MIAMI (CBSMiami) — A Mirror Maze: Numbers in Nature, is the newest exhibit inside Frost Science Museum. It’s all about how mathematical patterns are all over everything in the natural world.

This interactive and immersive exhibit is centered around an elaborate mirror maze where guests can lose themselves in a seemingly infinite repeating pattern of mirrors.

“Okay, I just hit a wall,” says CBS4’s Lisa Petrillo while trying to navigate the maze. “That’s alright, go back and find another way,” replies Frost Science Director of Education Daniela Oihuela, who joined Lisa inside the maze.

CBS4’s Lisa Petrillo in the Frost Museum Mirror Maze (CBS4)

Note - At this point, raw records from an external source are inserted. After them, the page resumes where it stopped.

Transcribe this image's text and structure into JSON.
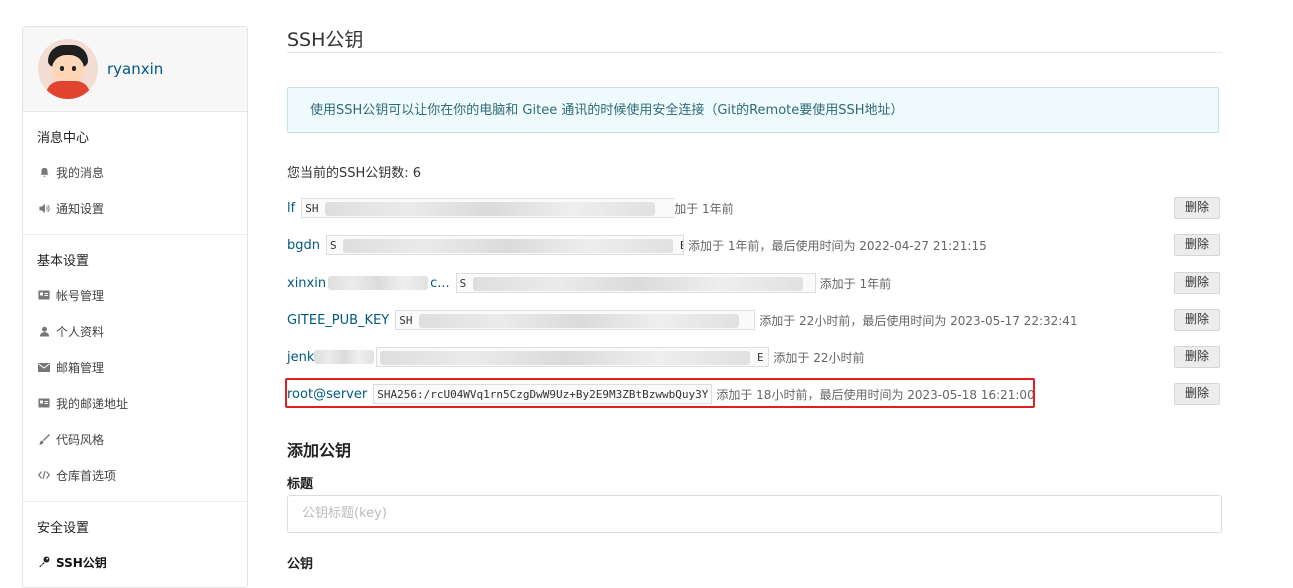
{
  "sidebar": {
    "username": "ryanxin",
    "sections": [
      {
        "title": "消息中心",
        "items": [
          {
            "label": "我的消息",
            "icon": "bell-icon"
          },
          {
            "label": "通知设置",
            "icon": "volume-icon"
          }
        ]
      },
      {
        "title": "基本设置",
        "items": [
          {
            "label": "帐号管理",
            "icon": "id-card-icon"
          },
          {
            "label": "个人资料",
            "icon": "user-icon"
          },
          {
            "label": "邮箱管理",
            "icon": "mail-icon"
          },
          {
            "label": "我的邮递地址",
            "icon": "address-card-icon"
          },
          {
            "label": "代码风格",
            "icon": "brush-icon"
          },
          {
            "label": "仓库首选项",
            "icon": "code-icon"
          }
        ]
      },
      {
        "title": "安全设置",
        "items": [
          {
            "label": "SSH公钥",
            "icon": "key-icon",
            "active": true
          }
        ]
      }
    ]
  },
  "main": {
    "title": "SSH公钥",
    "info": "使用SSH公钥可以让你在你的电脑和 Gitee 通讯的时候使用安全连接（Git的Remote要使用SSH地址）",
    "count_text": "您当前的SSH公钥数: 6",
    "keys": [
      {
        "name": "lf",
        "fp": "SH",
        "meta": "加于 1年前"
      },
      {
        "name": "bgdn",
        "fp": "S",
        "fp_end": "E",
        "meta": "添加于 1年前，最后使用时间为 2022-04-27 21:21:15"
      },
      {
        "name": "xinxin",
        "name_tail": "c...",
        "fp": "S",
        "meta": "添加于 1年前"
      },
      {
        "name": "GITEE_PUB_KEY",
        "fp": "SH",
        "meta": "添加于 22小时前，最后使用时间为 2023-05-17 22:32:41"
      },
      {
        "name": "jenk",
        "fp_end": "E",
        "meta": "添加于 22小时前"
      },
      {
        "name": "root@server",
        "fp": "SHA256:/rcU04WVq1rn5CzgDwW9Uz+By2E9M3ZBtBzwwbQuy3Y",
        "meta": "添加于 18小时前，最后使用时间为 2023-05-18 16:21:00"
      }
    ],
    "delete_label": "删除",
    "add_title": "添加公钥",
    "title_label": "标题",
    "title_placeholder": "公钥标题(key)",
    "key_label": "公钥"
  }
}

The entire exhibit, she explains, centers around math.

“The idea behind it is fun. It’s revealing how things you’d never expect or haven’t looked at in a certain way, have math shapes and repeating a pattern all around,” Daniela says.

The Mirror Maze exhibit, which was created by The Museum of Science in Chicago, exposes and explains the mathematical patterns that abound in the natural world.

From the nested spirals of a sunflower’s seeds, to the ridges of a majestic mountain range, to the layout of the Universe, each provides a unique perspective of our daily surroundings. Various interactive elements allow for hands-on learning to understand that math is all around us in everyday life, revealing the beauty of our world through numbers.

Additional interactive highlights of the exhibition include:

  • Lenticular images that animate imagery from nature, showing the many repeating patterns that are easily identifiable—if they know where to look!
  • Draw patterns on a digital screen—like connecting dots to draw spirals and creating Fibonacci rectangles—and see real-world objects that show that same pattern.
  • Step in front of a large two-way mirror and strike various poses while a projection superimposes patterns and proportions on your body in real time.
  • Look through an eyepiece to observe how blood vessels branch within your eyes.
  • Observe just how much symmetry—or lack thereof—is present in the human face.
  • Compose a piece of music using symmetry: vary a single musical motive and hear your creations played back.
  • Discover and compare similar patterns in architecture from varying parts of the world—from the Taj Mahal to the Beijing National Stadium—built millennia apart.